Some of those alternatives took to the stage in London. Seth Goldman is the brains behind the Beyond Meat burger, billed as the world’s first plant-based burger that looks, cooks and tastes like beef. The product is 100% vegan and contains no soy, yet it sits within the meat category alongside beef and chicken protein. The burger has generated huge publicity and won rave reviews for its taste, yet Goldman conceded: “It is not easy to commercialise plant protein and convince those people with an evolutionary bias for animal protein to make the switch.”
His view echoed that of the Quorn CEO, Kevin Brennan, who was realistic about the challenge of reducing meat consumption despite Quorn’s sales being on a long-term upward trajectory. “It will take decades for that to have a genuine effect on the food supply chain,” Brennan said.
Speakers agreed that changing eating habits alone will not be enough. “If we want to rely on consumer attitudes to change the system we won’t respond to the urgency demanded by planet Earth,” warned Karl Falkenberg, a former senior adviser for sustainable development in the European Policy Strategy Centre.
Lymbery suggested that company commitments on “zero deforestation” meat could act as a bridge to more sustainable diets. Last week, 23 global companies including McDonald’s, Tesco and Unilever committed to working with local and international stakeholders to halt deforestation and native vegetation loss in the Cerrado.
Perhaps the greatest hopes, however, rest with a shift to alternative protein sources that entirely remove the need to create more agricultural land. WWF notes that a number of innovative options are being considered as potential feed ingredients to replace terrestrial crops such as soy and maize, including microalgae and macroalgae found in seaweed, and integrated multitrophic aquaculture (IMTA), which uses the waste products from one species to provide feed or fertiliser for another.
Using flies, crickets and other insects as food and feed for livestock could also reduce the mounting pressure on land and biodiversity. This is an area of research which is already capturing the attention of businesses such as McDonald’s, whose senior director for global sustainable sourcing, Ignacio Blanco-Traba, reported that the fast food chain is involved in research on insects for chicken feed as an alternative protein to soy.

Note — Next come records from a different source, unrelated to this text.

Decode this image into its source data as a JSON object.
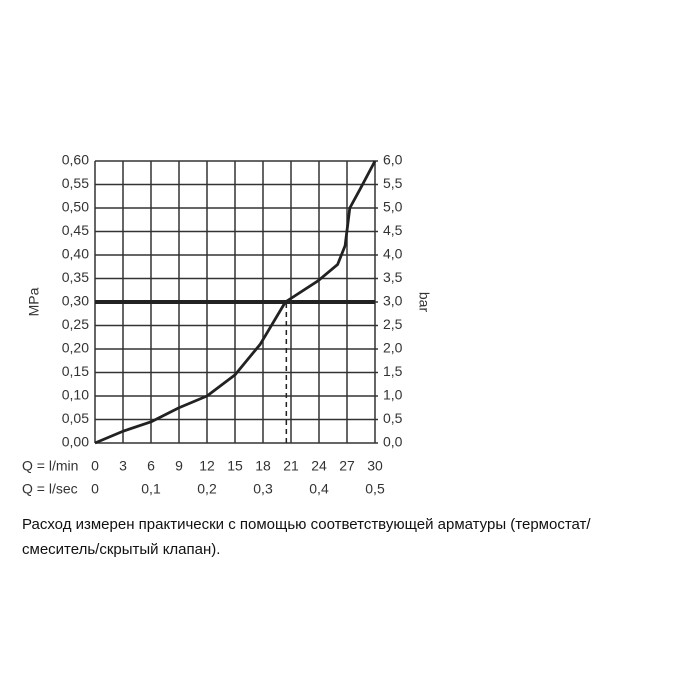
{
  "chart_data": {
    "type": "line",
    "x_axis_label": "Q = l/min",
    "x2_axis_label": "Q = l/sec",
    "y_axis_label": "MPa",
    "y2_axis_label": "bar",
    "xlim": [
      0,
      30
    ],
    "xticks": [
      0,
      3,
      6,
      9,
      12,
      15,
      18,
      21,
      24,
      27,
      30
    ],
    "x2lim": [
      0,
      0.5
    ],
    "x2ticks": [
      0,
      {
        "value": 0.1,
        "label": "0,1"
      },
      {
        "value": 0.2,
        "label": "0,2"
      },
      {
        "value": 0.3,
        "label": "0,3"
      },
      {
        "value": 0.4,
        "label": "0,4"
      },
      {
        "value": 0.5,
        "label": "0,5"
      }
    ],
    "ylim": [
      0,
      0.6
    ],
    "yticks": [
      {
        "value": 0,
        "label": "0,00"
      },
      {
        "value": 0.05,
        "label": "0,05"
      },
      {
        "value": 0.1,
        "label": "0,10"
      },
      {
        "value": 0.15,
        "label": "0,15"
      },
      {
        "value": 0.2,
        "label": "0,20"
      },
      {
        "value": 0.25,
        "label": "0,25"
      },
      {
        "value": 0.3,
        "label": "0,30"
      },
      {
        "value": 0.35,
        "label": "0,35"
      },
      {
        "value": 0.4,
        "label": "0,40"
      },
      {
        "value": 0.45,
        "label": "0,45"
      },
      {
        "value": 0.5,
        "label": "0,50"
      },
      {
        "value": 0.55,
        "label": "0,55"
      },
      {
        "value": 0.6,
        "label": "0,60"
      }
    ],
    "y2lim": [
      0,
      6
    ],
    "y2ticks": [
      {
        "value": 0,
        "label": "0,0"
      },
      {
        "value": 0.5,
        "label": "0,5"
      },
      {
        "value": 1,
        "label": "1,0"
      },
      {
        "value": 1.5,
        "label": "1,5"
      },
      {
        "value": 2,
        "label": "2,0"
      },
      {
        "value": 2.5,
        "label": "2,5"
      },
      {
        "value": 3,
        "label": "3,0"
      },
      {
        "value": 3.5,
        "label": "3,5"
      },
      {
        "value": 4,
        "label": "4,0"
      },
      {
        "value": 4.5,
        "label": "4,5"
      },
      {
        "value": 5,
        "label": "5,0"
      },
      {
        "value": 5.5,
        "label": "5,5"
      },
      {
        "value": 6,
        "label": "6,0"
      }
    ],
    "grid": true,
    "reference_y": 0.3,
    "marker_x": 20.5,
    "x": [
      0,
      3,
      6,
      9,
      12,
      15,
      17.7,
      20.4,
      23.9,
      26,
      26.8,
      27.3,
      28.4,
      30
    ],
    "series": [
      {
        "color": "#222222",
        "values": [
          0,
          0.025,
          0.045,
          0.075,
          0.1,
          0.145,
          0.21,
          0.3,
          0.345,
          0.38,
          0.42,
          0.5,
          0.54,
          0.6
        ]
      }
    ],
    "note": [
      "Расход измерен практически с помощью соответствующей арматуры (термостат/",
      "смеситель/скрытый клапан)."
    ]
  }
}
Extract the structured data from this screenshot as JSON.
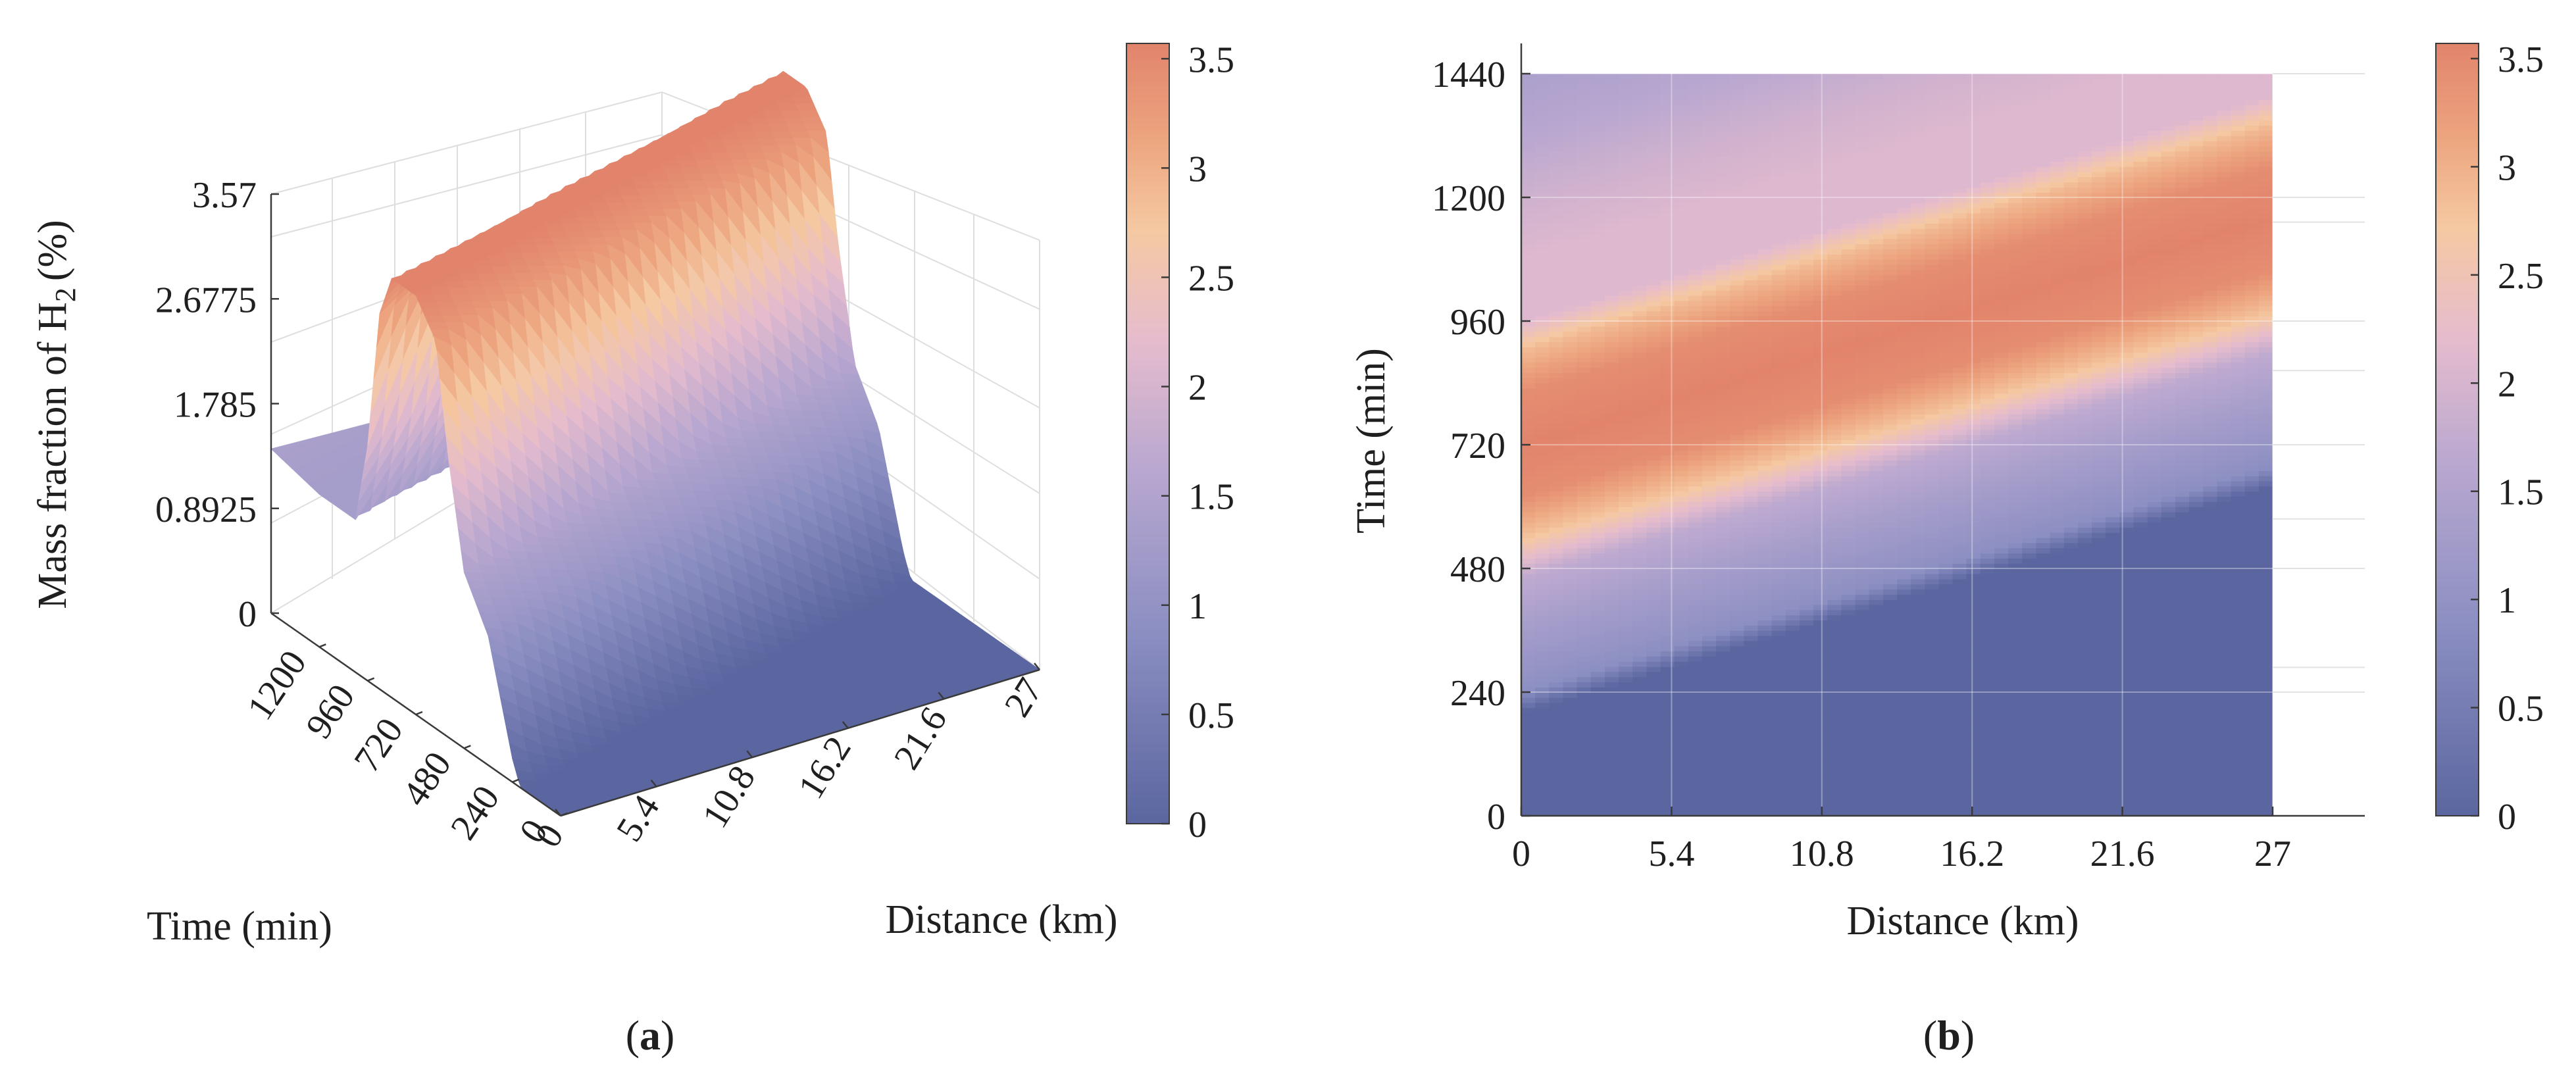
{
  "panels": [
    {
      "caption_open": "(",
      "caption_letter": "a",
      "caption_close": ")",
      "chart_data": {
        "type": "surface",
        "zlabel": "Mass fraction of H",
        "zlabel_subscript": "2",
        "zlabel_unit": "(%)",
        "xlabel": "Distance (km)",
        "ylabel": "Time (min)",
        "x_ticks": [
          "0",
          "5.4",
          "10.8",
          "16.2",
          "21.6",
          "27"
        ],
        "y_ticks": [
          "0",
          "240",
          "480",
          "720",
          "960",
          "1200"
        ],
        "z_ticks": [
          "0",
          "0.8925",
          "1.785",
          "2.6775",
          "3.57"
        ],
        "xlim": [
          0,
          27
        ],
        "ylim": [
          0,
          1440
        ],
        "zlim": [
          0,
          3.57
        ],
        "grid": true,
        "colorbar": {
          "ticks": [
            "0",
            "0.5",
            "1",
            "1.5",
            "2",
            "2.5",
            "3",
            "3.5"
          ],
          "range": [
            0,
            3.57
          ]
        },
        "time_profile": [
          {
            "t": 0,
            "v": 0
          },
          {
            "t": 200,
            "v": 0
          },
          {
            "t": 240,
            "v": 0.2
          },
          {
            "t": 360,
            "v": 1.1
          },
          {
            "t": 480,
            "v": 1.5
          },
          {
            "t": 560,
            "v": 2.4
          },
          {
            "t": 620,
            "v": 3.3
          },
          {
            "t": 720,
            "v": 3.57
          },
          {
            "t": 840,
            "v": 3.57
          },
          {
            "t": 900,
            "v": 3.2
          },
          {
            "t": 960,
            "v": 2.0
          },
          {
            "t": 1020,
            "v": 1.3
          },
          {
            "t": 1200,
            "v": 1.3
          },
          {
            "t": 1320,
            "v": 1.35
          },
          {
            "t": 1440,
            "v": 1.4
          }
        ],
        "front_lag_min_per_km": 16.3
      }
    },
    {
      "caption_open": "(",
      "caption_letter": "b",
      "caption_close": ")",
      "chart_data": {
        "type": "heatmap",
        "xlabel": "Distance (km)",
        "ylabel": "Time (min)",
        "x_ticks": [
          "0",
          "5.4",
          "10.8",
          "16.2",
          "21.6",
          "27"
        ],
        "y_ticks": [
          "0",
          "240",
          "480",
          "720",
          "960",
          "1200",
          "1440"
        ],
        "xlim": [
          0,
          27
        ],
        "ylim": [
          0,
          1440
        ],
        "grid": true,
        "colorbar": {
          "ticks": [
            "0",
            "0.5",
            "1",
            "1.5",
            "2",
            "2.5",
            "3",
            "3.5"
          ],
          "range": [
            0,
            3.57
          ]
        },
        "time_profile": [
          {
            "t": 0,
            "v": 0
          },
          {
            "t": 200,
            "v": 0
          },
          {
            "t": 240,
            "v": 0.9
          },
          {
            "t": 360,
            "v": 1.3
          },
          {
            "t": 460,
            "v": 1.7
          },
          {
            "t": 540,
            "v": 2.8
          },
          {
            "t": 620,
            "v": 3.45
          },
          {
            "t": 720,
            "v": 3.57
          },
          {
            "t": 820,
            "v": 3.45
          },
          {
            "t": 900,
            "v": 2.9
          },
          {
            "t": 960,
            "v": 2.1
          },
          {
            "t": 1080,
            "v": 2.1
          },
          {
            "t": 1200,
            "v": 1.9
          },
          {
            "t": 1320,
            "v": 1.6
          },
          {
            "t": 1440,
            "v": 1.4
          }
        ],
        "front_lag_min_per_km": 16.3
      }
    }
  ]
}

As encouraging as such talk is, Lymbery’s ultimate ambition – of a global agreement to replace factory farming with a sustainable food system that fuses food, farming and nature – feels a long way off right now. It relies on being able to shift a food system that, for all its flaws, has produced consistent supplies of cheap, uniform, largely safe food over many decades, and made many people very wealthy in the process.
What the event did achieve was to make an explicit and persuasive link between biodiversity loss and our current food system.
It showed too that current business models will be critically undermined if we don’t act quickly and decisively to halt the decline.